Regarding Children and Healthcare | fall 2009

Promoting Healthy Habits
in Your Child

Learning how to be healthy from a young age will help your child get the most out of the school years and set him or her up for success in the future. Read on for tips on four key ways to help your child stay healthy.

Of course, regular physical activity helps kids build healthy bones and muscles and maintain a healthy weight. But exercise also promotes self-esteem, lessens depression and anxiety, and helps kids stay alert in school.

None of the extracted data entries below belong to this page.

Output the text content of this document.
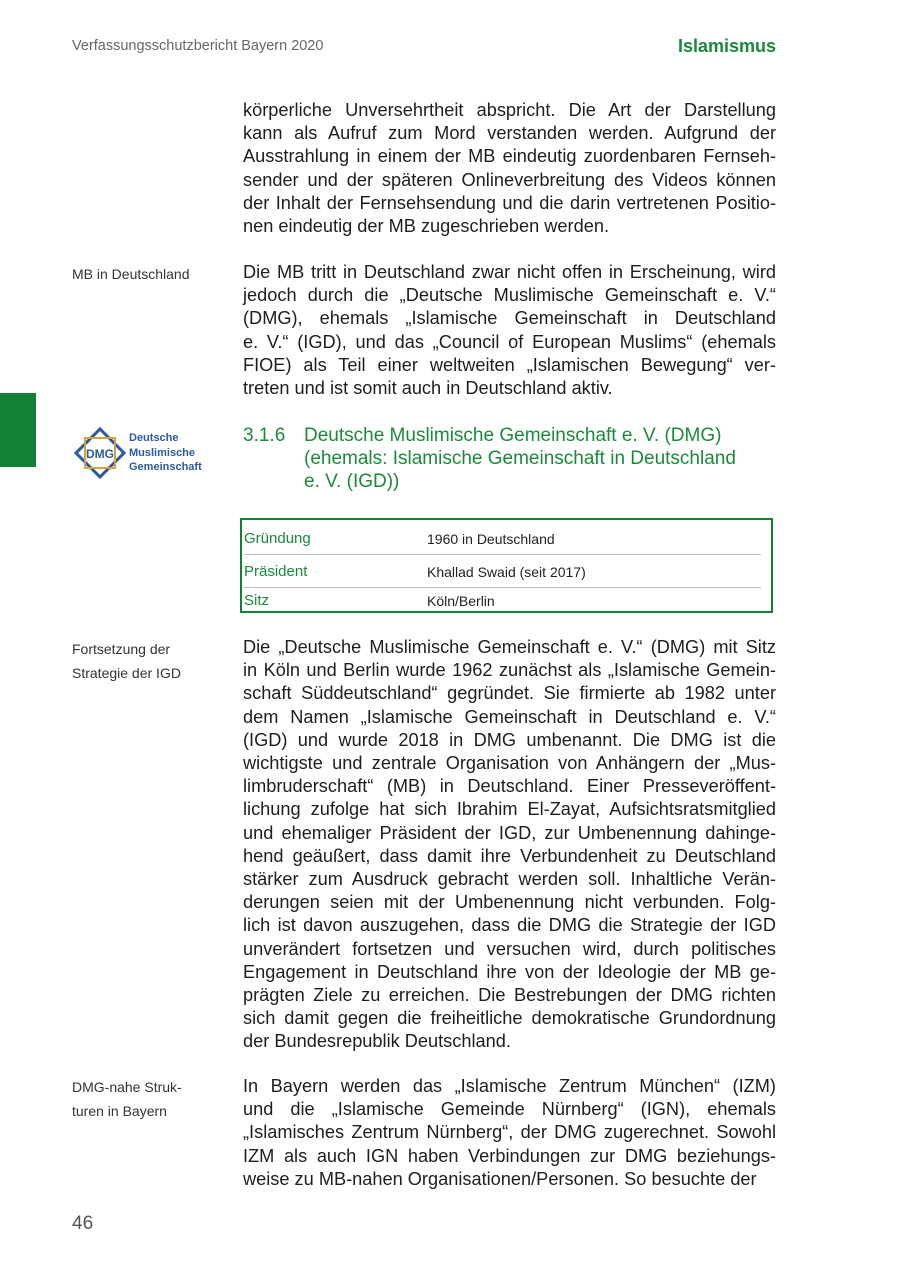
Verfassungsschutzbericht Bayern 2020	Islamismus
körperliche Unversehrtheit abspricht. Die Art der Darstellung
kann als Aufruf zum Mord verstanden werden. Aufgrund der
Ausstrahlung in einem der MB eindeutig zuordenbaren Fernseh-
sender und der späteren Onlineverbreitung des Videos können
der Inhalt der Fernsehsendung und die darin vertretenen Positio-
nen eindeutig der MB zugeschrieben werden.
MB in Deutschland	Die MB tritt in Deutschland zwar nicht offen in Erscheinung, wird
jedoch durch die „Deutsche Muslimische Gemeinschaft e. V.“
(DMG), ehemals „Islamische Gemeinschaft in Deutschland
e. V.“ (IGD), und das „Council of European Muslims“ (ehemals
FIOE) als Teil einer weltweiten „Islamischen Bewegung“ ver-
treten und ist somit auch in Deutschland aktiv.
DMG
Deutsche
Muslimische
Gemeinschaft
3.1.6 Deutsche Muslimische Gemeinschaft e. V. (DMG)
(ehemals: Islamische Gemeinschaft in Deutschland
e. V. (IGD))
Gründung	1960 in Deutschland
Präsident	Khallad Swaid (seit 2017)
Sitz	Köln/Berlin
Fortsetzung der
Strategie der IGD
Die „Deutsche Muslimische Gemeinschaft e. V.“ (DMG) mit Sitz
in Köln und Berlin wurde 1962 zunächst als „Islamische Gemein-
schaft Süddeutschland“ gegründet. Sie firmierte ab 1982 unter
dem Namen „Islamische Gemeinschaft in Deutschland e. V.“
(IGD) und wurde 2018 in DMG umbenannt. Die DMG ist die
wichtigste und zentrale Organisation von Anhängern der „Mus-
limbruderschaft“ (MB) in Deutschland. Einer Presseveröffent-
lichung zufolge hat sich Ibrahim El-Zayat, Aufsichtsratsmitglied
und ehemaliger Präsident der IGD, zur Umbenennung dahinge-
hend geäußert, dass damit ihre Verbundenheit zu Deutschland
stärker zum Ausdruck gebracht werden soll. Inhaltliche Verän-
derungen seien mit der Umbenennung nicht verbunden. Folg-
lich ist davon auszugehen, dass die DMG die Strategie der IGD
unverändert fortsetzen und versuchen wird, durch politisches
Engagement in Deutschland ihre von der Ideologie der MB ge-
prägten Ziele zu erreichen. Die Bestrebungen der DMG richten
sich damit gegen die freiheitliche demokratische Grundordnung
der Bundesrepublik Deutschland.
DMG-nahe Struk-
turen in Bayern
In Bayern werden das „Islamische Zentrum München“ (IZM)
und die „Islamische Gemeinde Nürnberg“ (IGN), ehemals
„Islamisches Zentrum Nürnberg“, der DMG zugerechnet. Sowohl
IZM als auch IGN haben Verbindungen zur DMG beziehungs-
weise zu MB-nahen Organisationen/Personen. So besuchte der
46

How much does a kid need? At least 60 minutes a day, experts say. There are simple ways to sneak in this time. Take a longer walking route to the school or school bus in the morning. After school, visit the park and use the play equipment or shoot some hoops. Go for a family bike ride or walk, or play an outdoor game after dinner.

Most pediatricians believe that too much screen time—time spent watching TV and playing video and computer games—can harm a child’s academic performance.

Kids who had three or more hours of screen time on a typical day at age 14 were more likely to go on to have problems in high school. They had higher odds for attention problems, not doing their homework, and getting low grades. Also, they were less likely to go beyond a high school education. The American Academy of Pediatrics recommends no more than one to two hours per day. In this case, less is more for your child’s educational development.

To help pull your child away from the screen, offer some options. Crafts, hobbies, and books are all worthy distractions. Another hint: Keep the TV out of your kid’s bedroom and, of course, keep the tube off during homework time.

Breakfast is the “most important meal of the day” for good reason. Eating a good breakfast can sharpen a child’s memory and improve school test scores.

Children also need help making healthy food choices beyond breakfast. Try these tactics at home:

  • Avoid junk food in the house and skip the soda. Also, limit juice intake!
  • Practice healthy snacking. Good snacks include low-fat yogurt, veggies and low-fat dip, and dried or fresh fruit.
  • Keep offering finicky eaters nutritious items. Children may need to be exposed to a new food up to 10 times or more before they accept it.

Most important, remember that setting a good example by eating healthily and getting plenty of exercise is key to getting your child to adopt a healthy lifestyle.